LAS SEÑALES EN EL CAMINO QUE
NOS LLEVAN A SER UN DEUDOR COMPULSIVO
1. No tener clara
su situación financiera. No conocer el balance de sus cuentas, gastos
mensuales, la tasa de interés mensual de sus préstamos, cargos, o las
obligaciones contractuales.
2. Frecuentemente
“olvidarse” cosas como libros, lapiceras o pequeñas cantidades de dinero
prestadas por amigos o por otros, y no devolverlas.
3. Pobre hábito de
ahorro. No planificar el pago de Impuestos, planes de Retiro u otros gastos no
recurrentes, pero predecibles. Después sorprenderse cuando llegan a convertirse
en una deuda; una actitud de “vivir el hoy, no importa el mañana”.
4. Compras
compulsivas: imposible dejar pasar una “buena oferta”; hacer gastos
compulsivos; dejar etiquetas en la ropa para poder devolverlas; no usar las
cosas que ha comprado.
5. Dificultad en
cumplir operaciones financieras básicas u obligaciones personales, y/o un sentido
desproporcionado de logro cuando dichas obligaciones se cumplen.
6. Tener un
sentimiento diferente al comprar cosas con
crédito, que al pagar con efectivo, un sentimiento de estar en un club,
de ser aceptado, de ser una persona adulta.
7. Vivir en un caos
y drama alrededor del dinero: usar una tarjeta de crédito para pagar otra;
cheques voladores; siempre enfrentando una crisis financiera.

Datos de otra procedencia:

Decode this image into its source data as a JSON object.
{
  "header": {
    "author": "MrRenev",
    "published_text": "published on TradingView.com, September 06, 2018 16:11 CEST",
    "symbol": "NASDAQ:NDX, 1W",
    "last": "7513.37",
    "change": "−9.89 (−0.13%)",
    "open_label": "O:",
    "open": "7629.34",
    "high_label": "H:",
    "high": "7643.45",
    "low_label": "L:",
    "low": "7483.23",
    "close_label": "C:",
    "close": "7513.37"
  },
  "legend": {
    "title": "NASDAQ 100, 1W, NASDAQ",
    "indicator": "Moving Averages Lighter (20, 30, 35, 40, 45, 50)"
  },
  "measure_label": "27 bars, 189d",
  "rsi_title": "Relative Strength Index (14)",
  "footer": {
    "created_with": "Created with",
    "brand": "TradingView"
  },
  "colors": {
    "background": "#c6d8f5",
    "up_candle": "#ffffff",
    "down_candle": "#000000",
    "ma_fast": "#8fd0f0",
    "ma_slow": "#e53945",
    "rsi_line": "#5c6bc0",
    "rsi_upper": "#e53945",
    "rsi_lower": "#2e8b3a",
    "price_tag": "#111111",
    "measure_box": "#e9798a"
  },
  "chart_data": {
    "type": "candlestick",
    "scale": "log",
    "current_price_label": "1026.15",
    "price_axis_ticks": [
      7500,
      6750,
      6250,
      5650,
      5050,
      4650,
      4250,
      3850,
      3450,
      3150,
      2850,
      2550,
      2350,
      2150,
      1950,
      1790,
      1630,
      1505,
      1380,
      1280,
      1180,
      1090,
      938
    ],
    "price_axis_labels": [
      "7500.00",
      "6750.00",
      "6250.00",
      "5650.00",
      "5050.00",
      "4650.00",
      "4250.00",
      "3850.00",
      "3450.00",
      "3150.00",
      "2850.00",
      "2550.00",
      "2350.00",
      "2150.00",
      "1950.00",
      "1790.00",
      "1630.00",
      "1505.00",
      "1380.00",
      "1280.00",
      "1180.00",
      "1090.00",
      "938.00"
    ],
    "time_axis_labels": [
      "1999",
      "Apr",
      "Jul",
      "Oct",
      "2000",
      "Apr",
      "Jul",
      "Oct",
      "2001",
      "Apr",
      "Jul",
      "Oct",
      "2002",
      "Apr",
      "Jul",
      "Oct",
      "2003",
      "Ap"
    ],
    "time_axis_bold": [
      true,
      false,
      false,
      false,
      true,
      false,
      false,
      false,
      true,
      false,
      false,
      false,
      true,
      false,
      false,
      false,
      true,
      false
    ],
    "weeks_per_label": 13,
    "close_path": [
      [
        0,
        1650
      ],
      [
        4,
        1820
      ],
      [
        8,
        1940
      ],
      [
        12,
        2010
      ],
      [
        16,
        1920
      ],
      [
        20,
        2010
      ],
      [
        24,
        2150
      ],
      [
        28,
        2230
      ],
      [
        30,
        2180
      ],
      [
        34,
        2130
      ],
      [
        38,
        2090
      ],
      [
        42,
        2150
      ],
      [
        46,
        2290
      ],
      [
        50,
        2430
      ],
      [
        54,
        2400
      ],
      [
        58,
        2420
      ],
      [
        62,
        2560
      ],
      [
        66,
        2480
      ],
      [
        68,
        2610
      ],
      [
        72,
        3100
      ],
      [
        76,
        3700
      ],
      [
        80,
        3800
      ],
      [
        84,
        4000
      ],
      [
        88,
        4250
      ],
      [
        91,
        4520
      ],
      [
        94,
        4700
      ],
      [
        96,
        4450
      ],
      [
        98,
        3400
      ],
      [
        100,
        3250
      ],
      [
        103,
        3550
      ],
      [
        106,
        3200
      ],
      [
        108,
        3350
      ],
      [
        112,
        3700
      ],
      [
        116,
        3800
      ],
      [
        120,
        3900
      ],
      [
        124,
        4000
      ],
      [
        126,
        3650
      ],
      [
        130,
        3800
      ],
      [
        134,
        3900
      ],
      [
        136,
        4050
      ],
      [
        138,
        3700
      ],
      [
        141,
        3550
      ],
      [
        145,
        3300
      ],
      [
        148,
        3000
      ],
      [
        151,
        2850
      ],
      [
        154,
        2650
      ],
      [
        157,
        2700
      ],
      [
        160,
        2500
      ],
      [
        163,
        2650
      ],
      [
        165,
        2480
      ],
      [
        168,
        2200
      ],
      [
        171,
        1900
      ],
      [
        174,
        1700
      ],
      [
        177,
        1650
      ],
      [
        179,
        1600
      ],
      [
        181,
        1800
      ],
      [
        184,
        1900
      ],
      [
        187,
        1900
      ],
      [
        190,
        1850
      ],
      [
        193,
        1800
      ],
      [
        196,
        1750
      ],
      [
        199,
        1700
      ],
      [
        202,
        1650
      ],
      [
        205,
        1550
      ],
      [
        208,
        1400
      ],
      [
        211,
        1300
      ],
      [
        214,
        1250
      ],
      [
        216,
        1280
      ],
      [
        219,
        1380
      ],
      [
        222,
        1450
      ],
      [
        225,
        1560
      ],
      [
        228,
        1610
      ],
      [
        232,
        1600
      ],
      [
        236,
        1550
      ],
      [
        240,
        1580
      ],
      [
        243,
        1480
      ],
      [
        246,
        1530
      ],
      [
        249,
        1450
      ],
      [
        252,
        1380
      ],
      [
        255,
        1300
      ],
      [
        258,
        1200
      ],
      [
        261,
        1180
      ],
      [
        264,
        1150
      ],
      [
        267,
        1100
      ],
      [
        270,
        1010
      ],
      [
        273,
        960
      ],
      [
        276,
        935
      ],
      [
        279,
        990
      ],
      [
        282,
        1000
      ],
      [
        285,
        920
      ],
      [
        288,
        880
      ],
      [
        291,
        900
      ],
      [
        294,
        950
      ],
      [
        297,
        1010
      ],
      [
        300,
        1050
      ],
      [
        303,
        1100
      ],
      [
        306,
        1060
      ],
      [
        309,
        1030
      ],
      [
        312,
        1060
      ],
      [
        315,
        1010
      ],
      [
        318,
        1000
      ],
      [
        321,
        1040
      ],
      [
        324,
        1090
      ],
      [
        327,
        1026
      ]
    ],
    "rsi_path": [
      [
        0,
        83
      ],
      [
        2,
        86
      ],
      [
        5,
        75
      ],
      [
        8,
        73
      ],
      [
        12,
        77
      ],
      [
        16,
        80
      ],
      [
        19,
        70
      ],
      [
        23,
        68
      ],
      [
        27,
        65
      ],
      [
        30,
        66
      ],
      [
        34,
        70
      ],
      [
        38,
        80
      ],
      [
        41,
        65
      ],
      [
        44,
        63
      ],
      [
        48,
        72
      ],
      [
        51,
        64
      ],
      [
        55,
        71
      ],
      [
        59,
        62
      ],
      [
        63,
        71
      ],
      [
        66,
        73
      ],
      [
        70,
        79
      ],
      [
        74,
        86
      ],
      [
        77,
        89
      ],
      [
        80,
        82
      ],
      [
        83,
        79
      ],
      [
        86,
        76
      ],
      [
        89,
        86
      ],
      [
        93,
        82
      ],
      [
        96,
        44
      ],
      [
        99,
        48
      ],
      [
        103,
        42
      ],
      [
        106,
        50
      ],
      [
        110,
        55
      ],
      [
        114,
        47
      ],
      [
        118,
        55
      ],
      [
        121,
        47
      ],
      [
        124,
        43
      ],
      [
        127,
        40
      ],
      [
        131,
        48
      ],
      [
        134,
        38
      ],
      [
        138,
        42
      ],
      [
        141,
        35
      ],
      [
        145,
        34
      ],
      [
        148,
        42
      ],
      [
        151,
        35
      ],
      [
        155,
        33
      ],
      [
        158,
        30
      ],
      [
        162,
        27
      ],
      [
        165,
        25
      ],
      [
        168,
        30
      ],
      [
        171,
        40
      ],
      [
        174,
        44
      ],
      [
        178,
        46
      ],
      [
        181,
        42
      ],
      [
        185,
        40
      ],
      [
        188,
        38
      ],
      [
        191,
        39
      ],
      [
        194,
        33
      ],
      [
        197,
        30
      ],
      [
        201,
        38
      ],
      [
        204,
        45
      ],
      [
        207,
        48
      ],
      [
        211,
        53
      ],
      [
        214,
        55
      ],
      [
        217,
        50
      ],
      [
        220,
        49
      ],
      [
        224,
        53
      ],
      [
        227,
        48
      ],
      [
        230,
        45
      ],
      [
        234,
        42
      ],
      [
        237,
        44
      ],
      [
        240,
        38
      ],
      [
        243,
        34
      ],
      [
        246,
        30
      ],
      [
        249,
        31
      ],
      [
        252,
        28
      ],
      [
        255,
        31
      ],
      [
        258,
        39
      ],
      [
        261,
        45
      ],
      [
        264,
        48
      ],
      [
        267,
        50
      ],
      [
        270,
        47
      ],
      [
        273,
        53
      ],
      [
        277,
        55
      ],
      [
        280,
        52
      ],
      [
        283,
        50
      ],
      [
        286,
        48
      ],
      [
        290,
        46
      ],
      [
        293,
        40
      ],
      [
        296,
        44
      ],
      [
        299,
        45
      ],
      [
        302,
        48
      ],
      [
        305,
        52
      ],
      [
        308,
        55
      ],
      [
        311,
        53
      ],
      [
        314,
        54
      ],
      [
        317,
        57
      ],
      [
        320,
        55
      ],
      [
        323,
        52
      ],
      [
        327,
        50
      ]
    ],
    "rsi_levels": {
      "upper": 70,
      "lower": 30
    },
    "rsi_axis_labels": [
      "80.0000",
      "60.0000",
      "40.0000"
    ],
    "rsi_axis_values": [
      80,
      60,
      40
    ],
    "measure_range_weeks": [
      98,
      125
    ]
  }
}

8. Tendencia a vivir en el filo: viviendo entre
un cobro y otro; tomando riesgos con la salud y la cobertura del seguro del
auto; emitiendo cheques y esperando que aparezca el dinero para cubrirlos.
9. Sentirse molesto e inhibido –injustificadamente- cuando se está
teniendo una conversación normal sobre dinero.
10. Sobre-trabajo
y sub-ganancias: trabajar horas extras para ganar
dinero a fin de pagar a los acreedores; uso ineficiente
del tiempo; tomar trabajos por debajo de su perfil y nivel de educación.
11. Dejadez para cuidar y
valorarse a sí mismo: viviendo en una privación auto-impuesta;
negándose sus necesidades básicas, a fin de pagar a sus acreedores.
12. Sentimiento de
esperanza que alguien va a encargarse de UD., si fuese necesario, entonces UD.
saldrá de sus problemas financieros, que
siempre habrá alguien a quien recurrir.